Redéfinir la dimension médicale
Interrogé par Hospimedia, le Pr Claude Jeandel, président du CNP de gériatrie, considère qu’il est temps de revoir le modèle des Ehpad tout particulièrement dans leur dimension médicale pour vraiment répondre aux différents besoins de dépendance et de soins de plus en plus aiguës des résidents.
Le regroupement des établissements médico-sociaux publics suggéré par la FHF à l’image des groupements hospitaliers de territoire (lire notre article) ne réglera pas la problématique de l’organisation médicale.

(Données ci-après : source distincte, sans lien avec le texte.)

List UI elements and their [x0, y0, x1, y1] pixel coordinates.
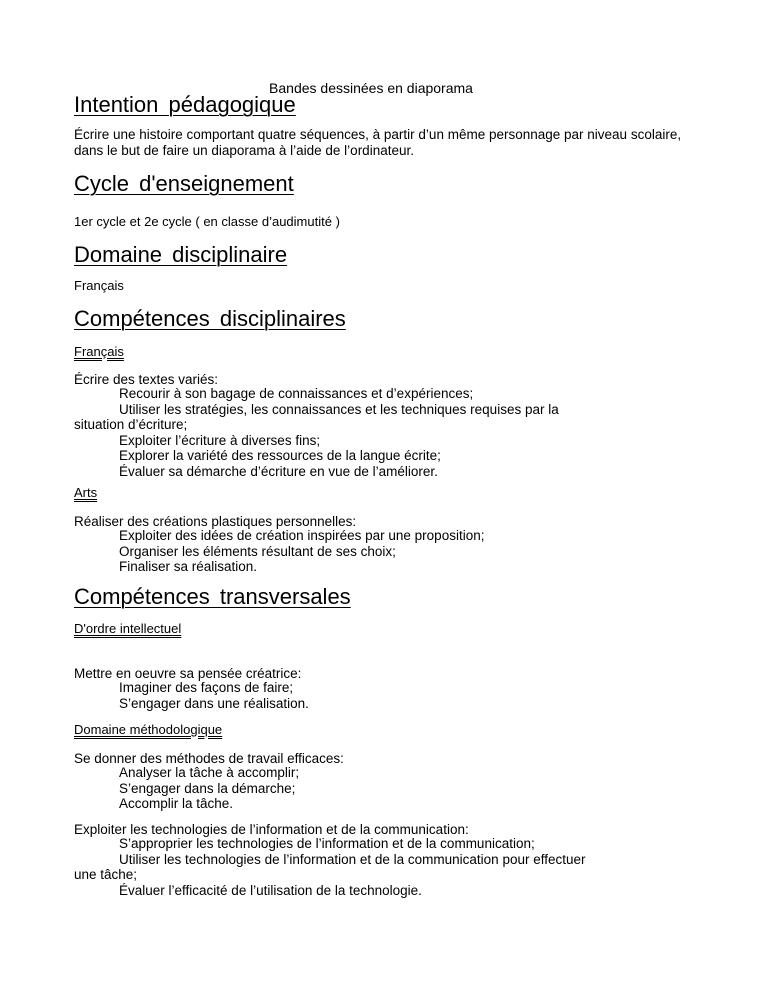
list-item: une tâche;: [74, 867, 138, 882]
section-cycle: [74, 172, 714, 196]
document-title: Bandes dessinées en diaporama: [269, 80, 473, 96]
list-item: situation d’écriture;: [74, 417, 188, 432]
list-item: S’engager dans la démarche;: [119, 780, 296, 796]
list-item: S’engager dans une réalisation.: [119, 695, 309, 711]
subheading-intellectuel: D'ordre intellectuel: [74, 621, 182, 636]
list-item: Imaginer des façons de faire;: [119, 680, 294, 695]
list-item: Accomplir la tâche.: [119, 796, 234, 811]
competence-list: [74, 386, 714, 479]
section-competences-transversales: [74, 585, 714, 609]
subheading-arts: Arts: [74, 485, 98, 500]
list-item: Utiliser les stratégies, les connaissances et les techniques requises par la: [119, 401, 559, 417]
competence-list: [74, 528, 714, 575]
list-item: Recourir à son bagage de connaissances et d’expériences;: [119, 386, 474, 401]
section-intention: [74, 93, 714, 117]
list-item: Organiser les éléments résultant de ses choix;: [119, 543, 396, 559]
section-heading: Compétences transversales: [74, 584, 351, 609]
competence-list: [74, 836, 714, 898]
section-domaine: [74, 243, 714, 267]
section-text: 1er cycle et 2e cycle ( en classe d’audimutité ): [74, 214, 340, 229]
list-item: Exploiter des idées de création inspirées par une proposition;: [119, 528, 485, 543]
subheading-francais: Français: [74, 344, 124, 359]
competence-list: [74, 680, 714, 711]
competence-lead: Se donner des méthodes de travail efficaces:: [74, 751, 344, 766]
list-item: Analyser la tâche à accomplir;: [119, 765, 300, 780]
subheading-methodologique: Domaine méthodologique: [74, 722, 223, 737]
competence-lead: Réaliser des créations plastiques personnelles:: [74, 514, 357, 529]
list-item: Évaluer sa démarche d’écriture en vue de l’améliorer.: [119, 463, 438, 479]
section-heading: Intention pédagogique: [74, 92, 296, 117]
list-item: S’approprier les technologies de l’information et de la communication;: [119, 836, 535, 851]
section-text: Français: [74, 278, 124, 293]
competence-lead: Mettre en oeuvre sa pensée créatrice:: [74, 666, 302, 681]
competence-lead: Écrire des textes variés:: [74, 372, 219, 387]
list-item: Finaliser sa réalisation.: [119, 559, 258, 574]
section-text: Écrire une histoire comportant quatre séquences, à partir d’un même personnage par niveau scolaire, dans le but de faire un diaporama à l’aide de l’ordinateur.: [74, 127, 682, 158]
list-item: Exploiter l’écriture à diverses fins;: [119, 432, 321, 448]
section-heading: Domaine disciplinaire: [74, 242, 288, 267]
section-heading: Cycle d'enseignement: [74, 171, 294, 196]
competence-lead: Exploiter les technologies de l’information et de la communication:: [74, 822, 469, 837]
section-heading: Compétences disciplinaires: [74, 306, 346, 331]
list-item: Utiliser les technologies de l’information et de la communication pour effectuer: [119, 851, 586, 867]
list-item: Évaluer l’efficacité de l’utilisation de la technologie.: [119, 882, 422, 898]
competence-list: [74, 765, 714, 812]
section-competences-disciplinaires: [74, 307, 714, 331]
list-item: Explorer la variété des ressources de la langue écrite;: [119, 448, 441, 463]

Claude Jeandel se défend de vouloir remettre en cause complètement les Ehpad. Au contraire, il souhaite que leurs missions soient redéfinies au regard de l’évolution de l’état de santé des résidents et que la dimension médicale ne soit pas oubliée. Il rappelle qu’environ 20% des Ehpad ont déjà créé des pôles d’activités et de soins adaptés (Pasa) mais cela n’est qu’un premier pas à conforter pour donner toutes leurs chances aux résidents. Dans une note, dont Hospimedia a eu copie, il écrit qu’il “devient urgent de donner à l’Ehpad les moyens utiles et nécessaires afin de lui permettre d’assurer une prise en soins digne des situations médicales auxquelles il est confronté”. Dans le même temps, il affirme que “projet de vie et projets de soins, qui s’imposent au secteur médico-social, doivent naturellement demeurer indissociables comme ils le sont en soins de longue durée”. Si plusieurs scénarios peuvent être envisagés pour Claude Jeandel, ceux qui seront retenus doivent garantir aux âgés un accompagnement personnalisé et des soins de qualité. Le secteur ne fera pas non plus l’économie d’une redéfinition de ses métiers pour les rendre plus attractifs.